这里我不做全面的总结,但目前实践的情况看来,以下几种情况肯定会有默认的转换

1.试图对str进行encode,试图对unicode进行decode。

stackoverflow上有人解释道:http://stackoverflow.com/questions/11339955/python-string-encode-decode

In the second case you do the reverse attempting to encode a byte string. Encoding is an operation that converts unicode to a byte string so Python helpfully attempts to convert your byte string to unicode first 

也就是说,str.encode()实际上等效于:str.decode(sys.getdefaultencoding()).encode()。

对str进行encode,python首先会默认对str先行进行一次decode,然后再进行encode()。

假设系统默认编码方式是ascii,那么如果此时str中包含有不在ascii范围内的codepoint,即有类似于中文字符这样的东西,那么利用ascii试图进行解码,必然会报错~

2.任何可能调用str()的地方,如调用系统函数write的时候。

看下面一个例子

a = u'你好'

f=open('test.txt', 'w')

f.write(a)  #这里会报错,UnicodeEncodeError: 'ascii' codec can't   
            #encode characters in position 0-1: ordinal not in range(128)

str(a)  #这里同样会报错,内容同上

由于a是unicode,所以在写入文件时,或者转换为str时,必然会进行一次encode。如果系统默认的是ascii编码,那么就会报错了。

上述语句中,将f.write(a) 改为f.write(a.encode('utf-8')) 就ok了。显式指定其编码方式即可~

如果不想这么麻烦,python脚本开头,加上sys.setdefaultencoding( "utf-8" )就好了。

【注意】随着python3的兴起,sys.setdefaultencoding( "utf-8" )这种用法便可以舍弃了。即便放在2.X,这种方法也是不被推荐的。

(参见:http://stackoverflow.com/questions/3828723/why-we-need-sys-setdefaultencodingutf-8-in-a-py-script

"Also, the use of sys.setdefaultencoding() has always been discouraged, and it has become a no-op in py3k. The encoding is hard-wired to utf-8 and changing it raises an error.")

所以,在此讨论甚多,到了python3.0时代,也并没有什么卵用了。不过了解下python的发展历史和自我更新,对这门语言也算是有一个新的了解吧~

 

坑No2: 奇葩的用户输入与繁杂的正则表达式~


 

之前只对正则表达式有过粗略的了解,并没有细细深入其中了解并使用。这一次,因为需要从html提取我所需的文字,所以不得不摆开正则表达式大干一场。

按照惯例,应该使用例如beautifulsoup来提取。
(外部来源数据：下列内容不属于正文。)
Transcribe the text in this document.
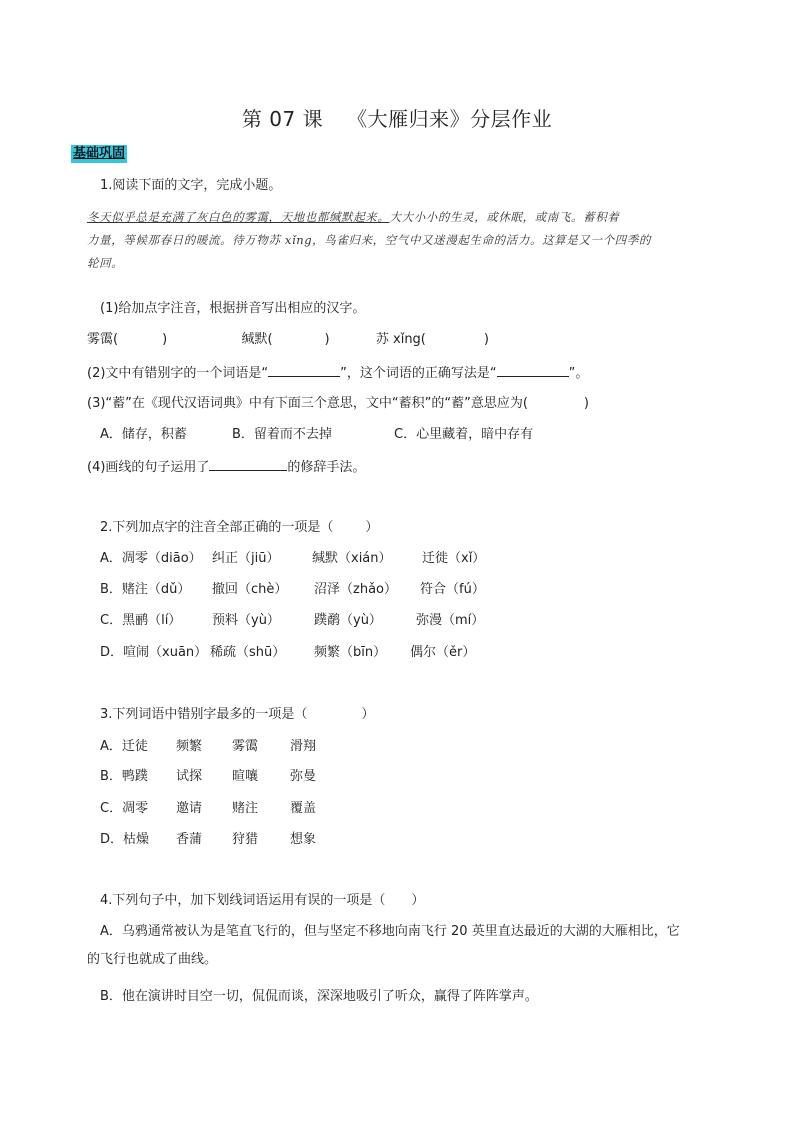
第 07 课 《大雁归来》分层作业
基础巩固
1.阅读下面的文字，完成小题。
冬天似乎总是充满了灰白色的雾霭，天地也都缄默起来。大大小小的生灵，或休眠，或南飞。蓄积着
力量，等候那春日的暖流。待万物苏 xǐng，鸟雀归来，空气中又迷漫起生命的活力。这算是又一个四季的
轮回。
(1)给加点字注音，根据拼音写出相应的汉字。
雾霭(	)	缄默(	)	苏 xǐng(	)
(2)文中有错别字的一个词语是“	”，这个词语的正确写法是“	”。
(3)“蓄”在《现代汉语词典》中有下面三个意思，文中“蓄积”的“蓄”意思应为(	)
A．储存，积蓄	B．留着而不去掉	C．心里藏着，暗中存有
(4)画线的句子运用了	的修辞手法。
2.下列加点字的注音全部正确的一项是（ ）
A．凋零（diāo） 纠正（jiū）	缄默（xián） 迁徙（xǐ）
B．赌注（dǔ） 撤回（chè） 沼泽（zhǎo） 符合（fú）
C．黑鹂（lí） 预料（yù）	蹼鹬（yù）	弥漫（mí）
D．喧闹（xuān） 稀疏（shū） 频繁（bīn） 偶尔（ěr）
3.下列词语中错别字最多的一项是（	）
A．迁徒 频繁 雾霭 滑翔
B．鸭蹼 试探 暄嚷 弥曼
C．凋零 邀请 赌注 覆盖
D．枯燥 香蒲 狩猎 想象
4.下列句子中，加下划线词语运用有误的一项是（ ）
A．乌鸦通常被认为是笔直飞行的，但与坚定不移地向南飞行 20 英里直达最近的大湖的大雁相比，它
的飞行也就成了曲线。
B．他在演讲时目空一切，侃侃而谈，深深地吸引了听众，赢得了阵阵掌声。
无奈,所有的关键项都没有div,name,class等标签。所以最终只能使用正则表达式硬抽了~

基本的语法不在此累述。我只想描述下我这个初学者在实际运用中出现的几个小问题

 

1)用户输入奇葩,没有考虑到所有情况。

原本,我想提取中文,以为用[\u4e00-\u9fa5]就ok了。结果我错了~

倒不是说中文提取不能用这个,而是说,用户的输入太奇葩了。

比如,某一个老师填写学校地址,填写的是:北京市 海淀区 学院路(32)号

对,没错,你看见了!还有空格!还有英文的括号!还有中文的括号!还有数字!

这类的坑真是防不胜防啊~后来不得不扩大通配符的范围了。这才解决了问题

 

2)深入理解(.*) 和 诸如(b*)之间的区别

所谓*是指前一个字符匹配多次(大于等于0),这个字符可以是通配符*,也可以是具体的字符如b。

需要记住的是,一旦匹配开始,那么就会计算连续匹配的情况。

*之所以会重复匹配,因为它将不同的字符看做好比是重复的。

例如.*匹配abc,能匹配出完整的abc,是因为abc都是属于'.',在此处,abc都算是“连续重复”的,都是'.'的重复。

同理,具体的字符b*,去匹配abcd,则会得到b。有人说,c也可以匹配啊,重复了零次嘛,d也可以匹配嘛,重复零次嘛。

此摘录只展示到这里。